É a combinação entre clima, energia e transformação sustentável que oferece o maior potencial. O Brasil tem uma vantagem competitiva em termos de sustentabilidade: Grande parte da energia elétrica já é proveniente de fontes hidrelétricas, eólicas, solares e de biomassa. Isso oferece enormes oportunidades para uma industrialização sustentável. O Nordeste do Brasil, em particular, está se tornando um centro de energia eólica, solar, hidrogênio verde e novas cadeias de valor industrial. Lá fica bem claro o quanto a pesquisa, a inovação e a transformação econômica estão intimamente ligadas, pois se trata de armazenamento de energia, ampliação da rede, hidrogênio, combustíveis sustentáveis e descarbonização de processos industriais. Por isso, o DAAD está ampliando sua presença em Fortaleza, a fim de fortalecer o networking e as cooperações nessas áreas estratégicas para o futuro.

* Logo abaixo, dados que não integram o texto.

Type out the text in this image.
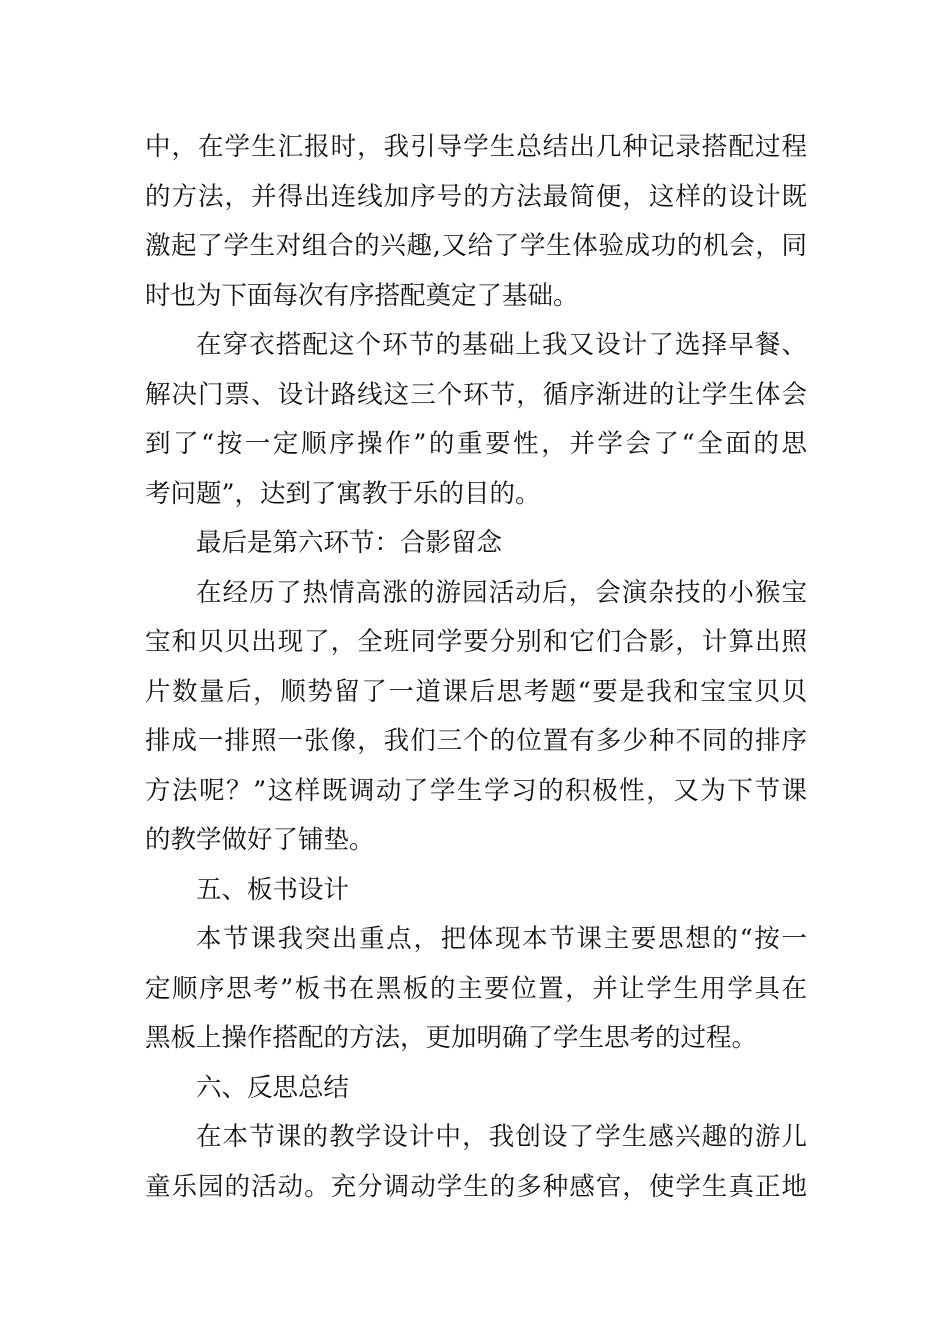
中，在学生汇报时，我引导学生总结出几种记录搭配过程
的方法，并得出连线加序号的方法最简便，这样的设计既
激起了学生对组合的兴趣,又给了学生体验成功的机会，同
时也为下面每次有序搭配奠定了基础。
在穿衣搭配这个环节的基础上我又设计了选择早餐、
解决门票、设计路线这三个环节，循序渐进的让学生体会
到了“按一定顺序操作”的重要性，并学会了“全面的思
考问题”，达到了寓教于乐的目的。
最后是第六环节：合影留念
在经历了热情高涨的游园活动后，会演杂技的小猴宝
宝和贝贝出现了，全班同学要分别和它们合影，计算出照
片数量后，顺势留了一道课后思考题“要是我和宝宝贝贝
排成一排照一张像，我们三个的位置有多少种不同的排序
方法呢？”这样既调动了学生学习的积极性，又为下节课
的教学做好了铺垫。
五、板书设计
本节课我突出重点，把体现本节课主要思想的“按一
定顺序思考”板书在黑板的主要位置，并让学生用学具在
黑板上操作搭配的方法，更加明确了学生思考的过程。
六、反思总结
在本节课的教学设计中，我创设了学生感兴趣的游儿
童乐园的活动。充分调动学生的多种感官，使学生真正地
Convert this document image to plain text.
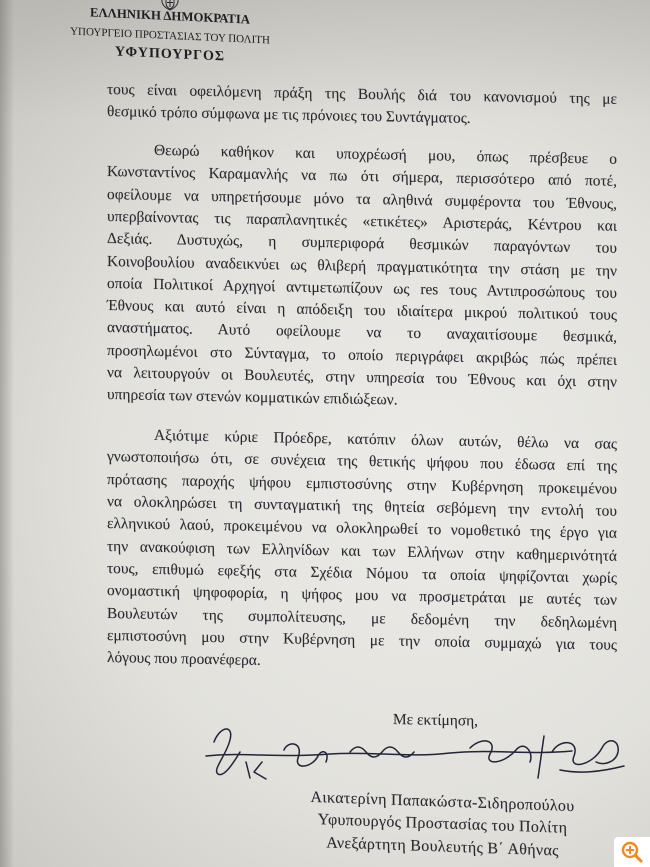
ΕΛΛΗΝΙΚΗ ΔΗΜΟΚΡΑΤΙΑ
ΥΠΟΥΡΓΕΙΟ ΠΡΟΣΤΑΣΙΑΣ ΤΟΥ ΠΟΛΙΤΗ
ΥΦΥΠΟΥΡΓΟΣ
τους είναι οφειλόμενη πράξη της Βουλής διά του κανονισμού της με
θεσμικό τρόπο σύμφωνα με τις πρόνοιες του Συντάγματος.
Θεωρώ καθήκον και υποχρέωσή μου, όπως πρέσβευε ο
Κωνσταντίνος Καραμανλής να πω ότι σήμερα, περισσότερο από ποτέ,
οφείλουμε να υπηρετήσουμε μόνο τα αληθινά συμφέροντα του Έθνους,
υπερβαίνοντας τις παραπλανητικές «ετικέτες» Αριστεράς, Κέντρου και
Δεξιάς. Δυστυχώς, η συμπεριφορά θεσμικών παραγόντων του
Κοινοβουλίου αναδεικνύει ως θλιβερή πραγματικότητα την στάση με την
οποία Πολιτικοί Αρχηγοί αντιμετωπίζουν ως res τους Αντιπροσώπους του
Έθνους και αυτό είναι η απόδειξη του ιδιαίτερα μικρού πολιτικού τους
αναστήματος. Αυτό οφείλουμε να το αναχαιτίσουμε θεσμικά,
προσηλωμένοι στο Σύνταγμα, το οποίο περιγράφει ακριβώς πώς πρέπει
να λειτουργούν οι Βουλευτές, στην υπηρεσία του Έθνους και όχι στην
υπηρεσία των στενών κομματικών επιδιώξεων.
Αξιότιμε κύριε Πρόεδρε, κατόπιν όλων αυτών, θέλω να σας
γνωστοποιήσω ότι, σε συνέχεια της θετικής ψήφου που έδωσα επί της
πρότασης παροχής ψήφου εμπιστοσύνης στην Κυβέρνηση προκειμένου
να ολοκληρώσει τη συνταγματική της θητεία σεβόμενη την εντολή του
ελληνικού λαού, προκειμένου να ολοκληρωθεί το νομοθετικό της έργο για
την ανακούφιση των Ελληνίδων και των Ελλήνων στην καθημερινότητά
τους, επιθυμώ εφεξής στα Σχέδια Νόμου τα οποία ψηφίζονται χωρίς
ονομαστική ψηφοφορία, η ψήφος μου να προσμετράται με αυτές των
Βουλευτών της συμπολίτευσης, με δεδομένη την δεδηλωμένη
εμπιστοσύνη μου στην Κυβέρνηση με την οποία συμμαχώ για τους
λόγους που προανέφερα.
Με εκτίμηση,
Αικατερίνη Παπακώστα-Σιδηροπούλου
Υφυπουργός Προστασίας του Πολίτη
Ανεξάρτητη Βουλευτής Β΄ Αθήνας
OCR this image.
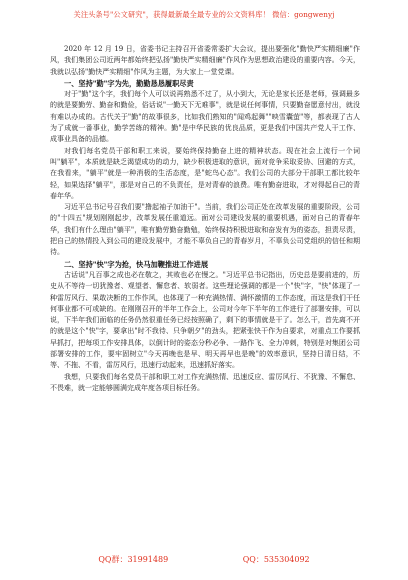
关注头条号"公文研究"，获得最新最全最专业的公文资料库！ 微信：gongwenyj

2020 年 12 月 19 日，省委书记主持召开省委常委扩大会议，提出要强化"勤快严实精细廉"作风，我们集团公司近两年都始终把弘扬"勤快严实精细廉"作风作为思想政治建设的重要内容。今天，我就以弘扬"勤快严实精细"作风为主题，为大家上一堂党课。

一、坚持"勤"字为先，勤勤恳恳履职尽责

对于"勤"这个字，我们每个人可以说再熟悉不过了，从小到大，无论是家长还是老师，强调最多的就是要勤劳、勤奋和勤俭，俗话说"一勤天下无难事"，就是说任何事情，只要勤奋愿意付出，就没有难以办成的。古代关于"勤"的故事很多，比如我们熟知的"闻鸡起舞""映雪囊萤"等，都表现了古人为了成就一番事业，勤学苦练的精神。勤"是中华民族的优良品质，更是我们中国共产党人干工作、成事业具备的品德。

对我们每名党员干部和职工来说，要始终保持勤奋上进的精神状态。现在社会上流行一个词叫"躺平"，本质就是缺乏渴望成功的动力，缺少积极进取的意识，面对竞争采取妥协、回避的方式，在我看来，"躺平"就是一种消极的生活态度，是"蛇鸟心态"。我们公司的大部分干部职工都比较年轻，如果选择"躺平"，那是对自己的不负责任，是对青春的浪费。唯有勤奋进取，才对得起自己的青春年华。

习近平总书记号召我们要"撸起袖子加油干"。当前，我们公司正处在改革发展的重要阶段，公司的"十四五"规划刚刚起步，改革发展任重道远。面对公司建设发展的重要机遇，面对自己的青春年华，我们有什么理由"躺平"，唯有勤劳勤奋勤勉，始终保持积极进取和奋发有为的姿态，担责尽责，把自己的热情投入到公司的建设发展中，才能不辜负自己的青春岁月，不辜负公司党组织的信任和期待。

二、坚持"快"字为抢，快马加鞭推进工作进展

古话说"凡百事之成也必在敬之，其败也必在慢之。"习近平总书记指出，历史总是要前进的，历史从不等待一切犹豫者、观望者、懈怠者、软弱者。这些理论强调的都是一个"快"字，"快"体现了一种雷厉风行、果敢决断的工作作风，也体现了一种充满热情、满怀激情的工作态度，而这是我们干任何事业都不可或缺的。在刚刚召开的半年工作会上，公司对今年下半年的工作进行了部署安排，可以说，下半年我们面临的任务仍然很重任务已经按照确了，剩下的事情就是干了。怎么干，首先离不开的就是这个"快"字，要拿出"时不我待、只争朝夕"的劲头，把紧张快干作为自要求，对重点工作要抓早抓打，把每项工作安排具体，以倒计时的姿态分秒必争、一路作飞、全力冲刺，特别是对集团公司部署安排的工作，要牢固树立"今天再晚也是早、明天再早也是晚"的效率意识，坚持日清日结，不等、不拖、不看，雷厉风行，迅速行动起来，迅速抓好落实。

我想，只要我们每名党员干部和职工对工作充满热情、迅速反应、雷厉风行、不犹豫、不懈怠、不畏难，就一定能够圆满完成年度各项目标任务。

QQ群：31991489	QQ：535304092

Quais são os desafios que você vê e como é possível minimizá-los?
Os sistemas de ciência e inovação funcionam de maneiras diferentes. As lógicas de financiamento, os trâmites administrativos, os cronogramas, o reconhecimento de diplomas, a língua ou os direitos de propriedade intelectual podem dificultar as cooperações. Além disso, é necessário contar com financiamentos de longo prazo e confiáveis. Boas parcerias de pesquisa levam tempo. A própria transformação também exige novas estruturas: Redes de energia, sistemas de armazenamento, infraestrutura digital e mão de obra qualificada, cooperações sustentáveis e transparentes no setor de matérias-primas com geração de valor local. Novas tecnologias, como a inteligência artificial ou a computação quântica, exigem confiança, padrões e regras comuns. Para isso, são necessários interlocutores confiáveis, informações transparentes, programas de apoio conjuntos, financiamento de longo prazo, mobilidade e redes de contato.
Vitrine da inovação alemã
A Casa Alemã de Ciência e Inovação (DWIH) de São Paulo promove a visibilidade da Alemanha como centro de inovação no Brasil e cria redes de contato entre as instituições científicas dos dois países. Existem outros DWIH em Nova Délhi, Nova York, São Francisco e Tóquio.